ADVERTISEMENT

2014 Man of the Year: Coop

December 30, 2014

Cooper was born at the wrong time, his father-in-law tells him.

Originally a pilot and engineer, Cooper never fulfilled his dream of exploring the final frontier. The blight and the dust storms came, and the world ran out of food. He became a farmer.

Cooper’s world is devoid of creativity, innovation, aspirations, and hope. NASA’s budget was slashed after people began to starve, leaving humanity without the possibility of finding another habitable planet. Schoolteachers provide Cooper’s daughter with a "corrected" textbook that says America faked the moon landing to bankrupt the Soviets.

"We used to look up in the sky and wonder, at our place in the stars," Cooper says. "Now we just look down, and worry about our place in the dirt."

But NASA is not dead. Remnants of the once-celebrated organization are planning one last mission to find an alternative home and save humanity from extinction. And they want Coop to pilot that mission.

Faced with a hostile, indifferent climate on Earth and a narrow-minded public, Cooper has to make a choice.

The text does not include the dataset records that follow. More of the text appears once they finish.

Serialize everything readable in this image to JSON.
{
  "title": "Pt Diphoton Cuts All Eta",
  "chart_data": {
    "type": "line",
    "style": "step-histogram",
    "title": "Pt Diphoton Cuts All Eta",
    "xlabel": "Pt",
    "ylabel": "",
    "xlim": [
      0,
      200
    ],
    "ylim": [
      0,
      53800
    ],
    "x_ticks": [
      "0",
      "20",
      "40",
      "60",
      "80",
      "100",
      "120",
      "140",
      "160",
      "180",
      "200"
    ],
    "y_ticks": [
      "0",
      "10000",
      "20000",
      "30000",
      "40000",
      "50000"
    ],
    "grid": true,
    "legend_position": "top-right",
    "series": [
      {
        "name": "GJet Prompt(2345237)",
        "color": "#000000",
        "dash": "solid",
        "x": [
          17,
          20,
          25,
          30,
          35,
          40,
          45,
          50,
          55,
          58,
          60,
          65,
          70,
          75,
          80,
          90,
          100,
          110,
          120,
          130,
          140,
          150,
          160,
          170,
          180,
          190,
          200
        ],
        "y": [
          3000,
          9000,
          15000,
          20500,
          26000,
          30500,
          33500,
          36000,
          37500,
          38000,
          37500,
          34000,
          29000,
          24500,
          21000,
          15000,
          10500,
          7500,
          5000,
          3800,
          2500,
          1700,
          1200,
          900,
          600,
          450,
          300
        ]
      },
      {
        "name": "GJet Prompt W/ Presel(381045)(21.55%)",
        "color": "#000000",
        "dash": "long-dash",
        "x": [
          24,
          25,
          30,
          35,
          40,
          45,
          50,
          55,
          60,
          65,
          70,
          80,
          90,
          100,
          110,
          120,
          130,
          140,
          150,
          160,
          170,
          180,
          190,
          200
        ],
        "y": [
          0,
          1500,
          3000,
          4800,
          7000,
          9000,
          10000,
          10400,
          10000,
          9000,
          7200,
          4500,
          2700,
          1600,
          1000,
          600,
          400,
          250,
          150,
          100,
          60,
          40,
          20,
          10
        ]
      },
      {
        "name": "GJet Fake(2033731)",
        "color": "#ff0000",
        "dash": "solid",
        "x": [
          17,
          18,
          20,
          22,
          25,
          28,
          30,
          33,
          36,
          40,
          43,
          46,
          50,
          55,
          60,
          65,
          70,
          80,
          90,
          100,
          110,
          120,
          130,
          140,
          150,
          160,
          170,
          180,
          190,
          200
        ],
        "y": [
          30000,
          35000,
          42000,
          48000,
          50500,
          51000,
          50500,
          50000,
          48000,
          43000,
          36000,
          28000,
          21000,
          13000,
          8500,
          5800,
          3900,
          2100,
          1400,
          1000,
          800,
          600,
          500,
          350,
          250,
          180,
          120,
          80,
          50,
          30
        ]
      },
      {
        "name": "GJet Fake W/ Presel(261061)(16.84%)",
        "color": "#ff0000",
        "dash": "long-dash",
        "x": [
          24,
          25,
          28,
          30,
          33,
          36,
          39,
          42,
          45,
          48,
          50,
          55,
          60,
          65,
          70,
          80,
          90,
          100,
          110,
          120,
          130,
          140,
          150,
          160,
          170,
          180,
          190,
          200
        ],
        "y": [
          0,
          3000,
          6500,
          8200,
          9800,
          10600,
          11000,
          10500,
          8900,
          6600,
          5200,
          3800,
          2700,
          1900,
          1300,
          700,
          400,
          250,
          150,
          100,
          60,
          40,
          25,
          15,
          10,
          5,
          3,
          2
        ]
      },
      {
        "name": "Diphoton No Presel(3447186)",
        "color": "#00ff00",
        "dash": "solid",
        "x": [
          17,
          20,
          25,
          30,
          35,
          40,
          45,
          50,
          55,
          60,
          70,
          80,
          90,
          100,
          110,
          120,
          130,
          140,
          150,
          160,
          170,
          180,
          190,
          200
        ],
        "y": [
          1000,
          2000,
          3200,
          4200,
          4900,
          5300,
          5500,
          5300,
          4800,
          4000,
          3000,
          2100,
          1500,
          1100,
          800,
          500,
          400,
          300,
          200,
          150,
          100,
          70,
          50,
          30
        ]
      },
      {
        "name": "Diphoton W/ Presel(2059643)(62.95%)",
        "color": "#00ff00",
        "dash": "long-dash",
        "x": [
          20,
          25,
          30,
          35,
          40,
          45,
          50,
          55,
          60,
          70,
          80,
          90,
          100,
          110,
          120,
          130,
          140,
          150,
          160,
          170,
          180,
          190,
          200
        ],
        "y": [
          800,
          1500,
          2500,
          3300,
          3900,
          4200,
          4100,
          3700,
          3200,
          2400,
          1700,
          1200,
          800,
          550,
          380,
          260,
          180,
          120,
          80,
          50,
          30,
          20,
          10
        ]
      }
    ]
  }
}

Will he stay on the planet and keep his children safe as the dust storms swell and oxygen in the atmosphere dissipates, or will he sacrifice watching his children grow up to find humanity a home in another galaxy?

Cooper makes the sacrifice of pioneers, motivated by the desire to save millions of families and render the vast unknown of space known. He rejects the fatalism of a generation that has given up on survival. He rages against the dying of the light.

"Perhaps we’ve just forgotten," Cooper says. "That we are still pioneers. That we’ve barely begun. And that our greatest accomplishments cannot be behind us. That our destiny lies above us."

Amen, Coop. For inspiring us to once again take risks and reach for the stars, Cooper is a Washington Free Beacon man of the year.